August 11, 2016
Yesterday, a visitor arrived for the last days of camp: Dr Chris Hulleman of the University of Virginia.
Chris is researching the positive impacts of the summer camp experience. As you know, Susie Ma’am and I deeply believe that camp provides powerful and important benefits for children. If we can provide documentation of these benefits, we believe that the number of children attending camp would skyrocket. Parents want to provide their children experiences that enrich them and prepare them to shine in the world. If they know that camp does this, they will seek camp out.
I met Chris in person less than a year ago, but he has been part of an ongoing research project that we have been working on with students from KIPP (a charter school that works with underserved families). KIPP had an amazing record of getting children to enroll in college (over 90%!), but less than one-third would actually graduate in 6 years or less. The study we started 4 years ago was an effort to see if one week of camp can increase college persistence for KIPP students. [Note: the preliminary results are incredibly encouraging – a week of camp increased grit, self control and even math scores compared to students that attended one week of summer school. Obviously, it will take much longer to measure actual college persistence, but these intermediate measures predict for persistence. Very cool stuff.]
Chris became part of our study when he spent a year as a Fellow at Stanford’s Center for Advanced Studies in the Behavioral Sciences (CASBS) with Dr David Yeager of the University of Texas. The CASBS is a big deal, bringing some of the leading minds in the world to Stanford for a year to share ideas in a interdisciplinary environment. We met David Yeager through Paul Tough (the reporter who wrote “How Children Succeed”). While at Stanford, David and Chris became good friends and co-researchers working with Carol Dweck and Angela Duckworth. [Note: I fear my geekiness is really showing. If you Google Duckworth or Dweck, you will see that they are both on the forefront of developmental psychology and how we can help children be more successful people. Both of them are aware of Camp Champions and what we are trying to do here. I know that most people would not think this is wickedly cool, but I know I do!]
After the KIPP study, Chris proposed to do a new research project. In fact, it is two projects. First, we are looking at ways to help campers “bring home” the benefits of the camp experience using “reflection” exercises at camp and at home. Second, they are visiting 4 different camps, reading all the available literature and creating a “descriptive study” of camp methodology and pedagogy.
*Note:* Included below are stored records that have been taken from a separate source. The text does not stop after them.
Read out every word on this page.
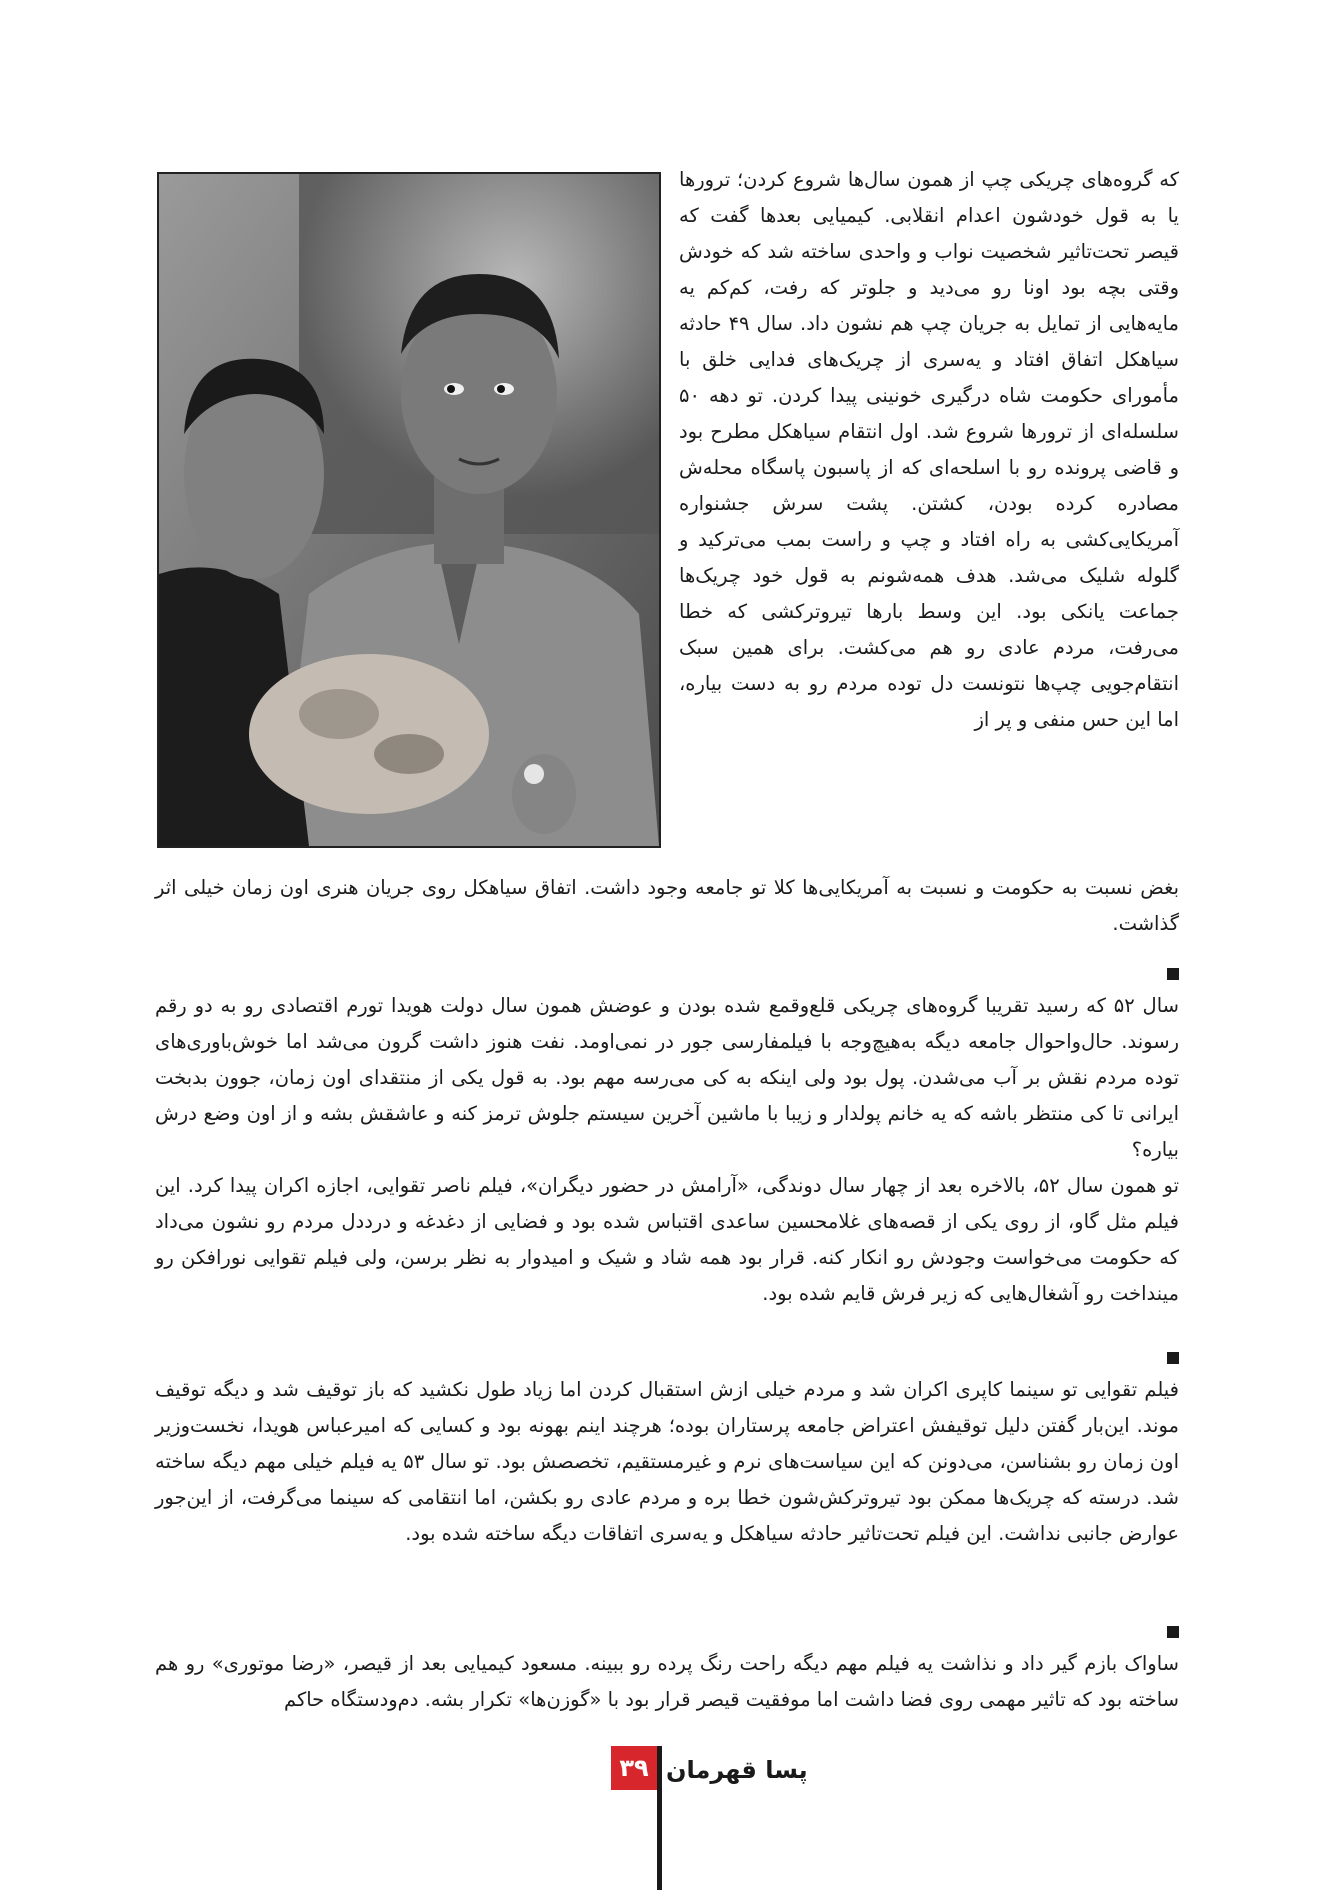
که گروه‌های چریکی چپ از همون سال‌ها شروع کردن؛ ترورها یا به قول خودشون اعدام انقلابی. کیمیایی بعدها گفت که قیصر تحت‌تاثیر شخصیت نواب و واحدی ساخته شد که خودش وقتی بچه بود اونا رو می‌دید و جلوتر که رفت، کم‌کم یه مایه‌هایی از تمایل به جریان چپ هم نشون داد. سال ۴۹ حادثه سیاهکل اتفاق افتاد و یه‌سری از چریک‌های فدایی خلق با مأمورای حکومت شاه درگیری خونینی پیدا کردن. تو دهه ۵۰ سلسله‌ای از ترورها شروع شد. اول انتقام سیاهکل مطرح بود و قاضی پرونده رو با اسلحه‌ای که از پاسبون پاسگاه محله‌ش مصادره کرده بودن، کشتن. پشت سرش جشنواره آمریکایی‌کشی به راه افتاد و چپ و راست بمب می‌ترکید و گلوله شلیک می‌شد. هدف همه‌شونم به قول خود چریک‌ها جماعت یانکی بود. این وسط بارها تیروترکشی که خطا می‌رفت، مردم عادی رو هم می‌کشت. برای همین سبک انتقام‌جویی چپ‌ها نتونست دل توده مردم رو به دست بیاره، اما این حس منفی و پر از

بغض نسبت به حکومت و نسبت به آمریکایی‌ها کلا تو جامعه وجود داشت. اتفاق سیاهکل روی جریان هنری اون زمان خیلی اثر گذاشت.

سال ۵۲ که رسید تقریبا گروه‌های چریکی قلع‌وقمع شده بودن و عوضش همون سال دولت هویدا تورم اقتصادی رو به دو رقم رسوند. حال‌واحوال جامعه دیگه به‌هیچ‌وجه با فیلمفارسی جور در نمی‌اومد. نفت هنوز داشت گرون می‌شد اما خوش‌باوری‌های توده مردم نقش بر آب می‌شدن. پول بود ولی اینکه به کی می‌رسه مهم بود. به قول یکی از منتقدای اون زمان، جوون بدبخت ایرانی تا کی منتظر باشه که یه خانم پولدار و زیبا با ماشین آخرین سیستم جلوش ترمز کنه و عاشقش بشه و از اون وضع درش بیاره؟

تو همون سال ۵۲، بالاخره بعد از چهار سال دوندگی، «آرامش در حضور دیگران»، فیلم ناصر تقوایی، اجازه اکران پیدا کرد. این فیلم مثل گاو، از روی یکی از قصه‌های غلامحسین ساعدی اقتباس شده بود و فضایی از دغدغه و درددل مردم رو نشون می‌داد که حکومت می‌خواست وجودش رو انکار کنه. قرار بود همه شاد و شیک و امیدوار به نظر برسن، ولی فیلم تقوایی نورافکن رو مینداخت رو آشغال‌هایی که زیر فرش قایم شده بود.

فیلم تقوایی تو سینما کاپری اکران شد و مردم خیلی ازش استقبال کردن اما زیاد طول نکشید که باز توقیف شد و دیگه توقیف موند. این‌بار گفتن دلیل توقیفش اعتراض جامعه پرستاران بوده؛ هرچند اینم بهونه بود و کسایی که امیرعباس هویدا، نخست‌وزیر اون زمان رو بشناسن، می‌دونن که این سیاست‌های نرم و غیرمستقیم، تخصصش بود. تو سال ۵۳ یه فیلم خیلی مهم دیگه ساخته شد. درسته که چریک‌ها ممکن بود تیروترکش‌شون خطا بره و مردم عادی رو بکشن، اما انتقامی که سینما می‌گرفت، از این‌جور عوارض جانبی نداشت. این فیلم تحت‌تاثیر حادثه سیاهکل و یه‌سری اتفاقات دیگه ساخته شده بود.

ساواک بازم گیر داد و نذاشت یه فیلم مهم دیگه راحت رنگ پرده رو ببینه. مسعود کیمیایی بعد از قیصر، «رضا موتوری» رو هم ساخته بود که تاثیر مهمی روی فضا داشت اما موفقیت قیصر قرار بود با «گوزن‌ها» تکرار بشه. دم‌ودستگاه حاکم

۳۹ پسا قهرمان
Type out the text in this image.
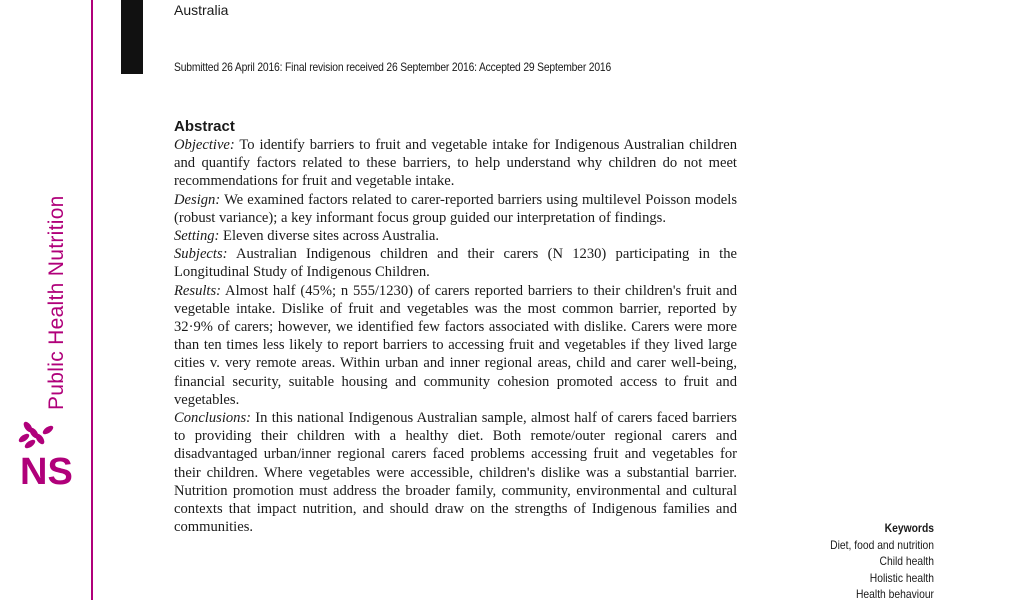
Australia
Submitted 26 April 2016: Final revision received 26 September 2016: Accepted 29 September 2016
Public Health Nutrition
NS
Abstract

Objective: To identify barriers to fruit and vegetable intake for Indigenous Australian children and quantify factors related to these barriers, to help understand why children do not meet recommendations for fruit and vegetable intake.

Design: We examined factors related to carer-reported barriers using multilevel Poisson models (robust variance); a key informant focus group guided our interpretation of findings.

Setting: Eleven diverse sites across Australia.

Subjects: Australian Indigenous children and their carers (N 1230) participating in the Longitudinal Study of Indigenous Children.

Results: Almost half (45%; n 555/1230) of carers reported barriers to their children's fruit and vegetable intake. Dislike of fruit and vegetables was the most common barrier, reported by 32·9% of carers; however, we identified few factors associated with dislike. Carers were more than ten times less likely to report barriers to accessing fruit and vegetables if they lived large cities v. very remote areas. Within urban and inner regional areas, child and carer well-being, financial security, suitable housing and community cohesion promoted access to fruit and vegetables.

Conclusions: In this national Indigenous Australian sample, almost half of carers faced barriers to providing their children with a healthy diet. Both remote/outer regional carers and disadvantaged urban/inner regional carers faced problems accessing fruit and vegetables for their children. Where vegetables were accessible, children's dislike was a substantial barrier. Nutrition promotion must address the broader family, community, environmental and cultural contexts that impact nutrition, and should draw on the strengths of Indigenous families and communities.	Keywords
Diet, food and nutrition
Child health
Holistic health
Health behaviour
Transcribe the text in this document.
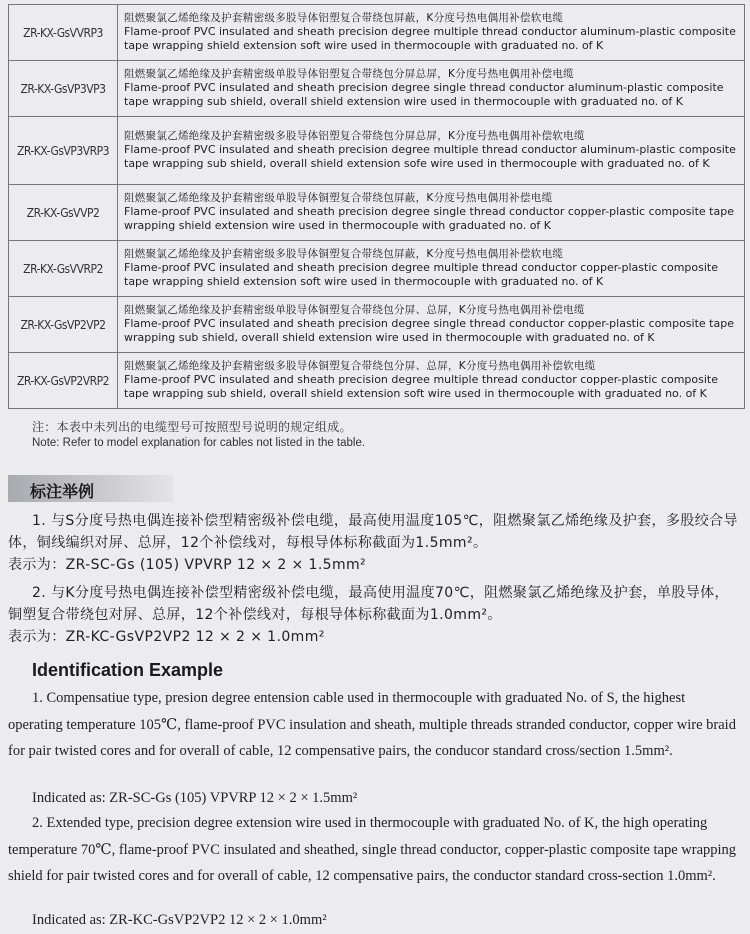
ZR-KX-GsVVRP3	阻燃聚氯乙烯绝缘及护套精密级多股导体铝塑复合带绕包屏蔽，K分度号热电偶用补偿软电缆
Flame-proof PVC insulated and sheath precision degree multiple thread conductor aluminum-plastic composite tape wrapping shield extension soft wire used in thermocouple with graduated no. of K

ZR-KX-GsVP3VP3	阻燃聚氯乙烯绝缘及护套精密级单股导体铝塑复合带绕包分屏总屏，K分度号热电偶用补偿电缆
Flame-proof PVC insulated and sheath precision degree single thread conductor aluminum-plastic composite tape wrapping sub shield, overall shield extension wire used in thermocouple with graduated no. of K

ZR-KX-GsVP3VRP3	阻燃聚氯乙烯绝缘及护套精密级多股导体铝塑复合带绕包分屏总屏，K分度号热电偶用补偿软电缆
Flame-proof PVC insulated and sheath precision degree multiple thread conductor aluminum-plastic composite tape wrapping sub shield, overall shield extension sofe wire used in thermocouple with graduated no. of K

ZR-KX-GsVVP2	阻燃聚氯乙烯绝缘及护套精密级单股导体铜塑复合带绕包屏蔽，K分度号热电偶用补偿电缆
Flame-proof PVC insulated and sheath precision degree single thread conductor copper-plastic composite tape wrapping shield extension wire used in thermocouple with graduated no. of K

ZR-KX-GsVVRP2	阻燃聚氯乙烯绝缘及护套精密级多股导体铜塑复合带绕包屏蔽，K分度号热电偶用补偿软电缆
Flame-proof PVC insulated and sheath precision degree multiple thread conductor copper-plastic composite tape wrapping shield extension soft wire used in thermocouple with graduated no. of K

ZR-KX-GsVP2VP2	阻燃聚氯乙烯绝缘及护套精密级单股导体铜塑复合带绕包分屏、总屏，K分度号热电偶用补偿电缆
Flame-proof PVC insulated and sheath precision degree single thread conductor copper-plastic composite tape wrapping sub shield, overall shield extension wire used in thermocouple with graduated no. of K

ZR-KX-GsVP2VRP2	阻燃聚氯乙烯绝缘及护套精密级多股导体铜塑复合带绕包分屏、总屏，K分度号热电偶用补偿软电缆
Flame-proof PVC insulated and sheath precision degree multiple thread conductor copper-plastic composite tape wrapping sub shield, overall shield extension soft wire used in thermocouple with graduated no. of K
注：本表中未列出的电缆型号可按照型号说明的规定组成。
Note: Refer to model explanation for cables not listed in the table.
标注举例
1. 与S分度号热电偶连接补偿型精密级补偿电缆，最高使用温度105℃，阻燃聚氯乙烯绝缘及护套，多股绞合导体，铜线编织对屏、总屏，12个补偿线对，每根导体标称截面为1.5mm²。
表示为：ZR-SC-Gs (105) VPVRP 12 × 2 × 1.5mm²
2. 与K分度号热电偶连接补偿型精密级补偿电缆，最高使用温度70℃，阻燃聚氯乙烯绝缘及护套，单股导体，铜塑复合带绕包对屏、总屏，12个补偿线对，每根导体标称截面为1.0mm²。
表示为：ZR-KC-GsVP2VP2 12 × 2 × 1.0mm²
Identification Example
1. Compensatiue type, presion degree entension cable used in thermocouple with graduated No. of S, the highest operating temperature 105℃, flame-proof PVC insulation and sheath, multiple threads stranded conductor, copper wire braid for pair twisted cores and for overall of cable, 12 compensative pairs, the conducor standard cross/section 1.5mm².
Indicated as: ZR-SC-Gs (105) VPVRP 12 × 2 × 1.5mm²
2. Extended type, precision degree extension wire used in thermocouple with graduated No. of K, the high operating temperature 70℃, flame-proof PVC insulated and sheathed, single thread conductor, copper-plastic composite tape wrapping shield for pair twisted cores and for overall of cable, 12 compensative pairs, the conductor standard cross-section 1.0mm².
Indicated as: ZR-KC-GsVP2VP2 12 × 2 × 1.0mm²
Our hope is that they will help us understand HOW camp impacts children so that we can 1) prove it to others, 2) maximize the positive impact of camp and 3) help children reap the benefits of camp beyond the camp environment.
Can you tell that I am excited?
We are not changing camp to make it any less fun, so your children continue to have a blast. Today will include giant inflatables to play on, free choice to attend favorite activities, a firework show and a pizza party. There will no deficit of joy today. But know that we are also striving to equip your child for the world – as a communicator, as a leader, as a friend and as a contributor to the world!
PS We thought it made sense for Chris to sample a little bit of camp, so he climbed the Texas Two-Step Tower today.